We will urge Parliament to critically examine these matters since the CDB briefing documents are still in Parliament’s possession in connection with its ongoing evaluation of the CDB facility, and it is obviously important to ensure their accuracy and reliability.

The Ministry asserts that China Hasan International “has not been awarded any contract for the construction of the proposed development in Ghana.”Yet, in the very next line, they announce bizarrely that: “The company’s subsidiary in Ghana namely Hasan Investment Ghana Limited, has been granted a developer’s license to develop the Sekondi Industrial Estate under the provisions of the Free Zones Act (Act 504).”

This is clearly and dangerously disingenuous.

Unless the Ministry is not aware that said subsidiary of China Hasan International in Ghana cannot by any stretch of the imagination be considered more credit-worthy than its parent company; or that for all the purposes under discussion here a “license” is very much a “contract.” We will return to this point shortly.

Indeed it is contrary to the spirit of Act 504 (1995), which the Trade Ministry cites, with no sense of irony, for government to be making efforts to secure funding to erect infrastructure for the benefit of a private free zone developer. Section 9(II)B of Act 504 specifically states that:

“[A free zone developer shall] develop all other infrastructure necessary for the enhancement of the efficient and effective activities of the zone, in accordance with any regulations made under this Act...”
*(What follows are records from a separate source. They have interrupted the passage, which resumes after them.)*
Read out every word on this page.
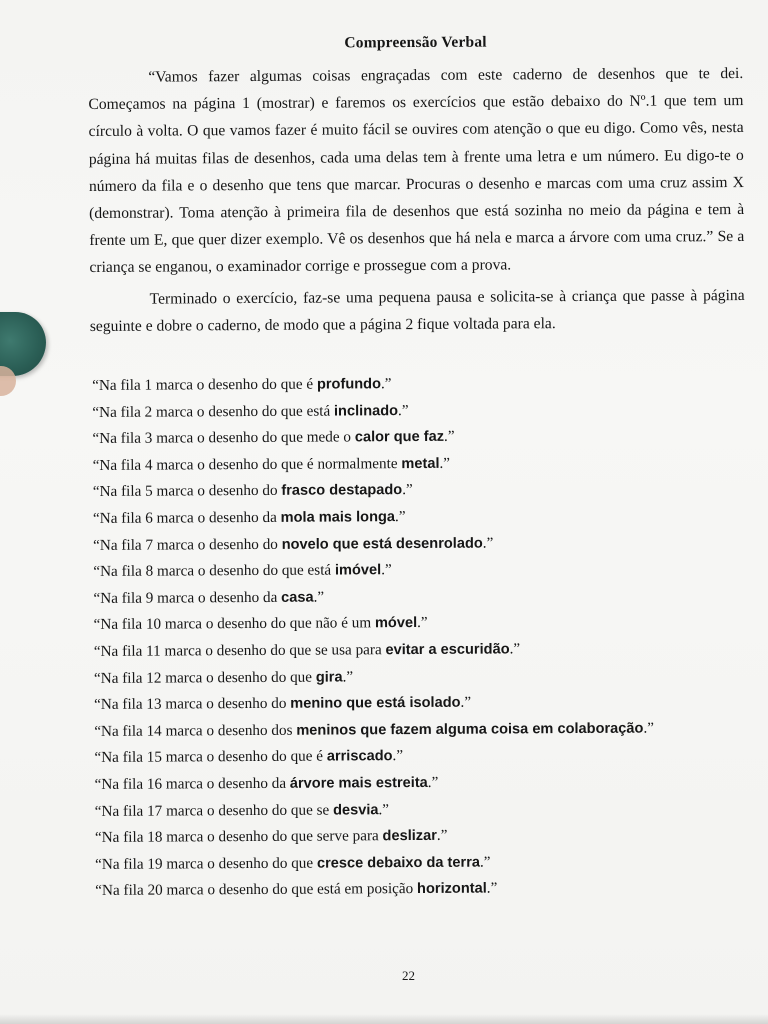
Compreensão Verbal

“Vamos fazer algumas coisas engraçadas com este caderno de desenhos que te dei. Começamos na página 1 (mostrar) e faremos os exercícios que estão debaixo do Nº.1 que tem um círculo à volta. O que vamos fazer é muito fácil se ouvires com atenção o que eu digo. Como vês, nesta página há muitas filas de desenhos, cada uma delas tem à frente uma letra e um número. Eu digo-te o número da fila e o desenho que tens que marcar. Procuras o desenho e marcas com uma cruz assim X (demonstrar). Toma atenção à primeira fila de desenhos que está sozinha no meio da página e tem à frente um E, que quer dizer exemplo. Vê os desenhos que há nela e marca a árvore com uma cruz.” Se a criança se enganou, o examinador corrige e prossegue com a prova.

Terminado o exercício, faz-se uma pequena pausa e solicita-se à criança que passe à página seguinte e dobre o caderno, de modo que a página 2 fique voltada para ela.

“Na fila 1 marca o desenho do que é profundo.”
“Na fila 2 marca o desenho do que está inclinado.”
“Na fila 3 marca o desenho do que mede o calor que faz.”
“Na fila 4 marca o desenho do que é normalmente metal.”
“Na fila 5 marca o desenho do frasco destapado.”
“Na fila 6 marca o desenho da mola mais longa.”
“Na fila 7 marca o desenho do novelo que está desenrolado.”
“Na fila 8 marca o desenho do que está imóvel.”
“Na fila 9 marca o desenho da casa.”
“Na fila 10 marca o desenho do que não é um móvel.”
“Na fila 11 marca o desenho do que se usa para evitar a escuridão.”
“Na fila 12 marca o desenho do que gira.”
“Na fila 13 marca o desenho do menino que está isolado.”
“Na fila 14 marca o desenho dos meninos que fazem alguma coisa em colaboração.”
“Na fila 15 marca o desenho do que é arriscado.”
“Na fila 16 marca o desenho da árvore mais estreita.”
“Na fila 17 marca o desenho do que se desvia.”
“Na fila 18 marca o desenho do que serve para deslizar.”
“Na fila 19 marca o desenho do que cresce debaixo da terra.”
“Na fila 20 marca o desenho do que está em posição horizontal.”
22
In this clear sense, government’s proposal to borrow money from the CDB to fund the infrastructure requirements of the free zone is not in fact supported by the very Act the Ministry claimed to be citing in its defence.

The same Act 504 also permits “sub-contracting” by the private developer (section 10), which is a right that can only logically accrue to the licensed developer if the Act also construes the awarded “license” as a “contract”.

Indeed, in this specific instance, unlike the case in certain intellectual property licensing arrangements, there is no discernible ambiguity in the opinions of specialists on the matter, which we have been diligent in surveying, about whether the “license” is a “contract”, considering the reciprocal obligations on both parties – China Hasan and the Ghana Free Zones Board. At any rate, many legal authorities consider even unilateral agreements, where all the obligations are on one party, as valid contracts.

There is little to gain, except to brave the overwhelming tide of specialist opinion, to argue that a license issued under a statutory provision is not a contract. This is not only hair-splitting of a rather worrying type, but also manifestly wrong.

We also note that the Ministry does not mention the Memorandum of Understanding it entered into on behalf of the government of Ghana in Beijing in September 2010, evidence of which were splashed all over Hasan International’s website before they were mysteriously removed in the last few hours (cached copies are available on request). Though this MOU may not constitute a BINDING contract, it can nevertheless be CONSTRUABLE as a contract, depending on the precise language used, regarding “specific understandings” of the parties at the moment of execution.

It would appear from the statement issued by the Ministry of Trade that the authorities are not interested in a critical examination of the issues involved.